Leonor pensou muito antes de responder ao pai.
- Eu e D. Constâncio não temos nos entendido... Algumas coisas aconteceram.
- Em relação àquele ferido na sala.
Leonor olhou surpreendida para o pai.
- Oras, guria. Achas que sou o que sou se não tivesse olhos de águia? Vi o quanto sofrias ao queimar o ferimento daquele rapaz. Já queimaste muito ferimento meu ou de meus homens e nunca tremeste a mão ou lágrima nenhuma escorreste de teus olhos.
- Hoje eu não estaria aqui se ele não tivesse me salvado. E não só a minha vida. Minha virtude, meu coração. Ele sangrou por mim.
- Estou começando a achar que ele é tipo assim, um anjo da guarda dessa colônia. Pois vosmecê agora me diz que ele te salvou e as mesmas palavras eu já ouvi de D. Brás.
- Thomas é um homem valoroso.
- Assim como D. Constâncio; que pode te proteger e cuidar de ti quando eu não mais estiver aqui.
- Meu pai, vosmecê ainda tens muitos anos pela frente. Mas Thomas pode me proteger. Ele me protegerá por todo sempre. – o amor estava impresso no rosto de Leonor.
- Leonor! O que estás querendo me dizer? Que amas esse rapaz? Digas-me a verdade!– D. Bernardo exigiu.
- Queres a verdade e eu a vou dizer. Sim, meu pai. Eu amo Thomas e por ele daria a minha vida e tudo que eu pudesse dar! – a voz de Leonor ia num crescendo que beirava a histeria. - Por ele eu...
D. Bernardo interrompeu a filha com um murro na mesa.
- Estás louca?

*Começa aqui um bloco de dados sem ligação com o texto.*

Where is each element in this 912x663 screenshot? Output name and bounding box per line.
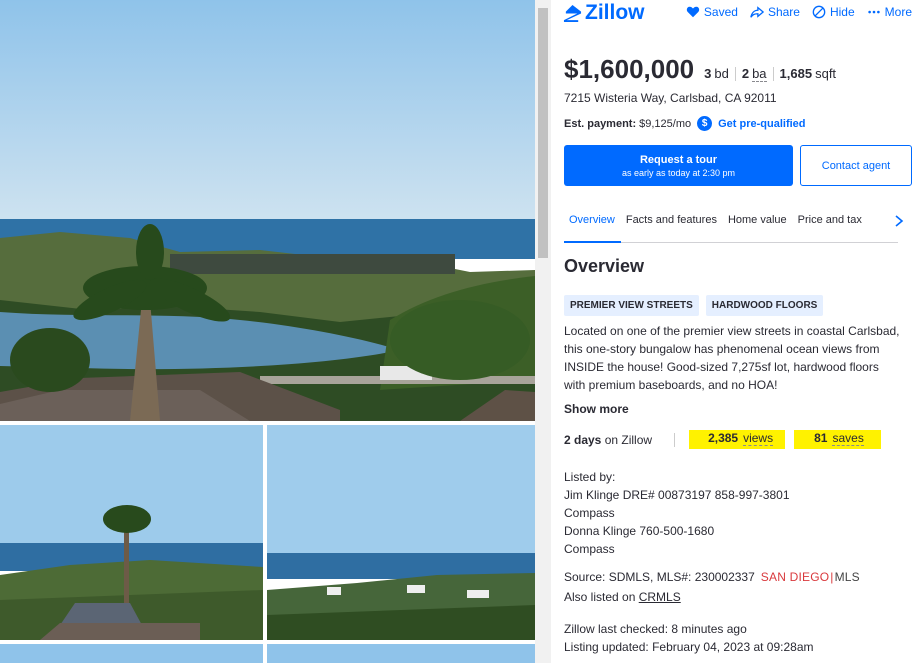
zillow-logo-text: Zillow (585, 1, 645, 24)
days-on-zillow: 2 days on Zillow (564, 433, 652, 447)
detail-tabs: Overview Facts and features Home value P… (564, 205, 904, 243)
tab-price-and-tax[interactable]: Price and tax (793, 205, 868, 243)
source-text: Source: SDMLS, MLS#: 230002337 (564, 570, 755, 584)
listed-by-line: Compass (564, 542, 615, 556)
listing-address: 7215 Wisteria Way, Carlsbad, CA 92011 (564, 91, 777, 105)
days-suffix: on Zillow (604, 432, 653, 447)
share-icon (750, 6, 764, 18)
hide-label: Hide (829, 5, 855, 19)
zillow-logo-icon (563, 4, 582, 22)
last-checked: Zillow last checked: 8 minutes ago (564, 622, 747, 636)
listing-photo-2[interactable] (0, 425, 263, 640)
share-label: Share (767, 5, 800, 19)
sdmls-logo-sd: SAN DIEGO (760, 570, 830, 584)
payment-row: Est. payment: $9,125/mo $ Get pre-qualif… (564, 116, 806, 131)
stats-divider (674, 432, 676, 447)
listing-photo-3[interactable] (267, 425, 535, 640)
sqft-value: 1,685 (779, 66, 813, 81)
get-prequalified-link[interactable]: Get pre-qualified (718, 118, 805, 130)
tab-home-value[interactable]: Home value (723, 205, 793, 243)
gallery-scrollbar[interactable] (535, 0, 551, 663)
listed-by-line: Jim Klinge DRE# 00873197 858-997-3801 (564, 488, 790, 502)
show-more-button[interactable]: Show more (564, 402, 629, 416)
views-label: views (743, 431, 774, 446)
more-icon (867, 10, 880, 14)
home-facts: 3 bd 2 ba 1,685 sqft (704, 66, 836, 82)
listing-photo-5[interactable] (267, 644, 535, 663)
listed-by-line: Compass (564, 506, 615, 520)
listing-photo-4[interactable] (0, 644, 263, 663)
views-stat[interactable]: 2,385 views (689, 430, 786, 449)
listing-stats: 2 days on Zillow 2,385 views 81 saves (564, 430, 881, 449)
feature-chips: PREMIER VIEW STREETS HARDWOOD FLOORS (564, 295, 830, 316)
listing-price: $1,600,000 (564, 54, 695, 84)
saves-stat[interactable]: 81 saves (794, 430, 881, 449)
hide-button[interactable]: Hide (812, 5, 855, 19)
saved-button[interactable]: Saved (686, 5, 738, 19)
views-value: 2,385 (708, 431, 739, 445)
tab-facts-and-features[interactable]: Facts and features (621, 205, 723, 243)
main-listing-photo[interactable] (0, 0, 535, 421)
feature-chip: PREMIER VIEW STREETS (564, 295, 699, 316)
crmls-link[interactable]: CRMLS (639, 590, 681, 604)
baths-fact[interactable]: 2 ba (742, 66, 767, 82)
sdmls-logo: SAN DIEGO|MLS (760, 570, 860, 584)
dollar-icon: $ (697, 116, 713, 131)
zillow-logo[interactable]: Zillow (563, 1, 645, 25)
payment-label: Est. payment: (564, 117, 637, 130)
fact-divider (772, 67, 774, 81)
source-row: Source: SDMLS, MLS#: 230002337 SAN DIEGO… (564, 570, 860, 584)
saves-value: 81 (814, 431, 828, 445)
top-bar: Zillow Saved Share Hide More (563, 0, 912, 26)
hide-icon (812, 5, 826, 19)
also-listed-row: Also listed on CRMLS (564, 590, 681, 604)
listing-details-panel: Zillow Saved Share Hide More $1,600,000 (551, 0, 912, 663)
top-actions: Saved Share Hide More (674, 5, 912, 19)
tab-overview[interactable]: Overview (564, 205, 621, 243)
beds-value: 3 (704, 66, 712, 81)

Eu te dei em noivado para D. Constâncio Olinto da Siqueira e não para qualquer um. Não interessa o quanto ele é corajoso. É um estrangeiro e pirata ainda por cima.
A voz tonitruante de D. Bernardo ecoava na casa. Mas, pela primeira vez, Leonor não abaixou a cabeça apesar do medo de que seu pai a agredisse.
- Ex pirata. Ele não seguiu viagem com os ingleses.
- Não importa! Hás de honrar o compromisso que fiz com D. Constâncio, um nobre e honrado fidalgo português. Eu não voltarei em minha palavra.
Leonor compreendeu que, pelo menos, naquele momento, o pai não a ouviria.
- Eu sei disso, meu pai e aceito vossa decisão. Mas te digo que nenhuma mulher será tão infeliz quanto eu. Estás tão enganado em relação à D. Constâncio quanto eu estava em relação ao amor que o senhor tinha por mim. Sua licença, meu pai. – Leonor se afastou de cabeça baixa.
Talvez fosse o cansaço da viagem ou do confronto com os índios, mas a verdade é que, em nenhum momento de sua vida, D. Bernardo sentiu-se tão derrotado quanto naquele momento.